The Correlation Network’s EU Hepatitis C and Drug Use Initiative developed capacity building trainings to assist harm reduction programs become capable to offer integrated HCV prevention and treatment support services. Additionally, in collaboration with the DCR network, a HCV needs assessment survey was conducted. Based upon the DCR HCV survey and information collected from capacity building trainings, we now have capacity building trainings tailored to the needs of each setting.
Post training evaluation showed 85% reporting the training provided information that was direly needed. 60% who participated in the trainings reported not having formal harm reduction risk counselling training, safer injection training, or knowledge of HCV prevention needs for PWID. Additionally, preliminary findings from DCRs and our capacity building trainings show that enhancing safer injection education and offering access to HCV testing is needed. Modules reported most needed were 67% transmission risks for PWID; 59% other risks of HCV transmission; and 56% safer injection information.

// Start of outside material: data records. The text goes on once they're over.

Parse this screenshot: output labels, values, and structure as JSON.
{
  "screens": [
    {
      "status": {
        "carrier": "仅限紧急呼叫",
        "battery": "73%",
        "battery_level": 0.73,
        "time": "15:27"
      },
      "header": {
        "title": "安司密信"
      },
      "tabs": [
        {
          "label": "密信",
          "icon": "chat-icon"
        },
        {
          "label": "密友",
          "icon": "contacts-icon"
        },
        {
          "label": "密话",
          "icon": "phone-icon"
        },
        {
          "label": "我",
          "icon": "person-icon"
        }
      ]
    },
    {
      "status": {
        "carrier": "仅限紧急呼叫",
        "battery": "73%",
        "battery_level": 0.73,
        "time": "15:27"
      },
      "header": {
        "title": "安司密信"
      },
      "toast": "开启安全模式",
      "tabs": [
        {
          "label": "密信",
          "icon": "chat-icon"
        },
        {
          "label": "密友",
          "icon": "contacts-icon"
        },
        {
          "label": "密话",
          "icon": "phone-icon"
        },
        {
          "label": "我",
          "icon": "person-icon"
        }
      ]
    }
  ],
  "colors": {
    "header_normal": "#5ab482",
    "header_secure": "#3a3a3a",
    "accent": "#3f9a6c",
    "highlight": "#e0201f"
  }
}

As the HCV treatment becomes widely available and the DCR model becomes increasingly accepted it is critically important to develop best practices on how to integrate HCV testing and various primary/secondary prevention interventions. Despite gaps in knowledge and skills, we see an overwhelming willingness to adapt and integrate science based behavioural interventions, rapid testing and Fibroscan screenings. Whereby, making HCV capacity building in DCRs and harm reduction programs critical towards eliminating HCV within the PWID community.